OLEH: Khoeri Abdul Muid
Desa Kalibening diselimuti kesunyian pagi ketika Sari, seorang gadis desa yang sederhana, melangkah ke sumur umum untuk mengambil air. Kehidupan Sari selalu penuh kerja keras. Ia tak pernah menghitung-hitung kebaikan yang ia lakukan, entah kepada tetangga, teman, atau bahkan orang asing yang hanya singgah sebentar di desa itu.

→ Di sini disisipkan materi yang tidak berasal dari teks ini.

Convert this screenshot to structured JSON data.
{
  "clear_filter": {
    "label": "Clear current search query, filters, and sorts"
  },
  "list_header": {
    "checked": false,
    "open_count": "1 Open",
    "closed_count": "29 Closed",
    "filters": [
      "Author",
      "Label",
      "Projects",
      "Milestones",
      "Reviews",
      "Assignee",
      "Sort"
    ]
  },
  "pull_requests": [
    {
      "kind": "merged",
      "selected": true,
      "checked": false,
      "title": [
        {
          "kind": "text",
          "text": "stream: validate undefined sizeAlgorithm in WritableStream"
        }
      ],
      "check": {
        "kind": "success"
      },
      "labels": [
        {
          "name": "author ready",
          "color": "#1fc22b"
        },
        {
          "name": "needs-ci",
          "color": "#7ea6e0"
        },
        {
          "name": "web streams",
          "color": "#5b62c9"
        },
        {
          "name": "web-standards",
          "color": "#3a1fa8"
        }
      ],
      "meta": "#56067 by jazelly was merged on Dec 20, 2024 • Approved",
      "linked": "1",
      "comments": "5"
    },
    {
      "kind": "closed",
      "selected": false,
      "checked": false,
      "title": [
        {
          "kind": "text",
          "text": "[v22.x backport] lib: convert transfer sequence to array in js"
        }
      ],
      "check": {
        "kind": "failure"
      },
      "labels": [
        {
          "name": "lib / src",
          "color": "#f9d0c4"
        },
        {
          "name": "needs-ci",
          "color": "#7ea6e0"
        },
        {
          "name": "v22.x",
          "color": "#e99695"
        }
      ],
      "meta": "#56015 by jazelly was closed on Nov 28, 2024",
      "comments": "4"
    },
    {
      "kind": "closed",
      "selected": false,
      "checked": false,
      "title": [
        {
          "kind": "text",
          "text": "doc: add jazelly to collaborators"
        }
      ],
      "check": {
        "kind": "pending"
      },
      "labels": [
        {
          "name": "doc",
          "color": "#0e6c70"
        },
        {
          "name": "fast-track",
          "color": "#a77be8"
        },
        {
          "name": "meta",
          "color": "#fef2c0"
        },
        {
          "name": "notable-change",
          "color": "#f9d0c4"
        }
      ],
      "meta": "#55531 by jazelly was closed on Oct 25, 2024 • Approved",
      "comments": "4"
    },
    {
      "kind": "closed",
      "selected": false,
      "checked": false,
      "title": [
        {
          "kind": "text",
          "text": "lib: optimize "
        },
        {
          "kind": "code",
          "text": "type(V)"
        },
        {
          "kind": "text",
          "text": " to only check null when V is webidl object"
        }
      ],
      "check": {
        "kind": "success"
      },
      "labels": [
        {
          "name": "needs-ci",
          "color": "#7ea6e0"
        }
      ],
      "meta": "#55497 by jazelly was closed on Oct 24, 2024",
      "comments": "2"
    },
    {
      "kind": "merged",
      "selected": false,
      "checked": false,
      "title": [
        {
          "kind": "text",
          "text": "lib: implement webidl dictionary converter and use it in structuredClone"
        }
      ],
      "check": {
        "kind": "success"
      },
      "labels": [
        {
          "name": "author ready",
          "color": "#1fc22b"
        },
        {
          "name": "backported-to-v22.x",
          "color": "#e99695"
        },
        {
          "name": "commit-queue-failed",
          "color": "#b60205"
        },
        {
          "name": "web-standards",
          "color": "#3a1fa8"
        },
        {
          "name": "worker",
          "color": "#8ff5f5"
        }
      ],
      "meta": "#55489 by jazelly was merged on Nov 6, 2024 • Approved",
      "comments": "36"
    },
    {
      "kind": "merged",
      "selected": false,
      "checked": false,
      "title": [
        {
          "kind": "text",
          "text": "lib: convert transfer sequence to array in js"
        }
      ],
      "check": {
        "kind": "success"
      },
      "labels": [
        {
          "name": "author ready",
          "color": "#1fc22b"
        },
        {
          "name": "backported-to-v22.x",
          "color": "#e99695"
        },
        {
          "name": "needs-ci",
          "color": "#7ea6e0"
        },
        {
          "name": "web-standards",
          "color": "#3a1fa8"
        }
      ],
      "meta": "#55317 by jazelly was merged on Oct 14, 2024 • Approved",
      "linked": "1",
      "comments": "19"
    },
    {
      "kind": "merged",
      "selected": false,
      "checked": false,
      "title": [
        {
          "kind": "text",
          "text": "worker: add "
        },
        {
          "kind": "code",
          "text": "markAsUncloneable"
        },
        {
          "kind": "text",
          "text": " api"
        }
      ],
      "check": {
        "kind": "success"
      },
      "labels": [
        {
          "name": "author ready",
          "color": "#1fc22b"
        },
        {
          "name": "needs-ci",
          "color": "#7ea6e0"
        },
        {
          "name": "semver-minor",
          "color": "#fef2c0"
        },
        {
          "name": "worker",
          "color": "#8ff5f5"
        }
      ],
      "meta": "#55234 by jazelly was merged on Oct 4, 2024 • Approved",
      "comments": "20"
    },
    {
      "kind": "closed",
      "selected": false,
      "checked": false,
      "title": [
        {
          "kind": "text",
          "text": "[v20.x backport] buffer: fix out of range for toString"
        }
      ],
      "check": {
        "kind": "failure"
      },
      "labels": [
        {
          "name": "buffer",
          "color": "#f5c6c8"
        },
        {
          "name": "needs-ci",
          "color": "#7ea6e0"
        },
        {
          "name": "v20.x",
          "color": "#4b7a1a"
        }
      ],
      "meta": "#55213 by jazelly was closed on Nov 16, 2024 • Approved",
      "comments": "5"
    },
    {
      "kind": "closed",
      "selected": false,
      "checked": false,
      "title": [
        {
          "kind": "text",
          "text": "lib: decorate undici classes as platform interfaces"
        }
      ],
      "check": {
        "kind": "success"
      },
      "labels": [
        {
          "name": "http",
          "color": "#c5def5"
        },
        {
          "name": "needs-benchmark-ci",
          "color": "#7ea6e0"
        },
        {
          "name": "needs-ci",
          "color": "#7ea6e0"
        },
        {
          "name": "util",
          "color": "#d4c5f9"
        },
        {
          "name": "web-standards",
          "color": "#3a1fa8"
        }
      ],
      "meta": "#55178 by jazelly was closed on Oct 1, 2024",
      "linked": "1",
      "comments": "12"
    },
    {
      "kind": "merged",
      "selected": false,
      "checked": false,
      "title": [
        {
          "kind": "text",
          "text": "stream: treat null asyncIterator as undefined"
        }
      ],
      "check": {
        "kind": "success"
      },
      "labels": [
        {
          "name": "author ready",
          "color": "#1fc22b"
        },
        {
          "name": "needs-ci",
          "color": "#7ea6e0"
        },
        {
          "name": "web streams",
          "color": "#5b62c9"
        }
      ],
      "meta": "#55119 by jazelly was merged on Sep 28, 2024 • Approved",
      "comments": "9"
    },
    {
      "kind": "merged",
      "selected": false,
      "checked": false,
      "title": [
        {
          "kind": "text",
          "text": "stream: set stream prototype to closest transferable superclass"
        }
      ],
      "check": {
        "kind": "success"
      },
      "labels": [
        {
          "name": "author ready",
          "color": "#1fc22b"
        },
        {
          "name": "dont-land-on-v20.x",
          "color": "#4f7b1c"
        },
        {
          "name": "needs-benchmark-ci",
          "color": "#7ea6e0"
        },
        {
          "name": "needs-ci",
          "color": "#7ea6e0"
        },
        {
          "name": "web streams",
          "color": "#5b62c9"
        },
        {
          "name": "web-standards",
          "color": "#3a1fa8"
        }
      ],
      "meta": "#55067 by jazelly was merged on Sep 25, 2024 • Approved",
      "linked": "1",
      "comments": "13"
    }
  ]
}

Namun, tidak semua orang mengerti ketulusan Sari. Salah satunya adalah Lasmi, tetangganya yang sering iri hati. Lasmi merasa terganggu karena semua orang selalu memuji Sari.
"Ah, dia sok baik saja," gumam Lasmi suatu pagi sambil mencuci pakaian di sumur. "Aku yakin, dia itu cuma cari perhatian."
Sari yang mendengar itu tersenyum kecil. Ia tak menanggapi, hanya melanjutkan pekerjaannya.
Suatu hari, berita mengejutkan datang. Lasmi jatuh sakit parah. Tubuhnya lemah, dan ia tak bisa bekerja untuk menghidupi keluarganya. Desas-desus mulai menyebar bahwa keluarganya kehabisan uang untuk membeli obat.
"Kasihan, ya. Tapi siapa yang mau bantu? Lasmi kan sering menyakiti orang," bisik seorang ibu di warung.
Namun, tanpa banyak bicara, Sari diam-diam mulai bergerak. Ia menggunakan sebagian besar uang hasil kerjanya sebagai buruh tani untuk membeli obat dan bahan makanan bagi keluarga Lasmi. Setiap malam, ia meninggalkan barang-barang itu di depan pintu rumah Lasmi tanpa pernah mengungkapkan identitasnya.
Waktu berlalu. Lasmi perlahan pulih, tetapi ia tak pernah tahu siapa yang telah membantu keluarganya melewati masa sulit. Hingga suatu hari, ia memergoki Sari yang tengah meninggalkan sekantong bahan makanan di depan rumahnya.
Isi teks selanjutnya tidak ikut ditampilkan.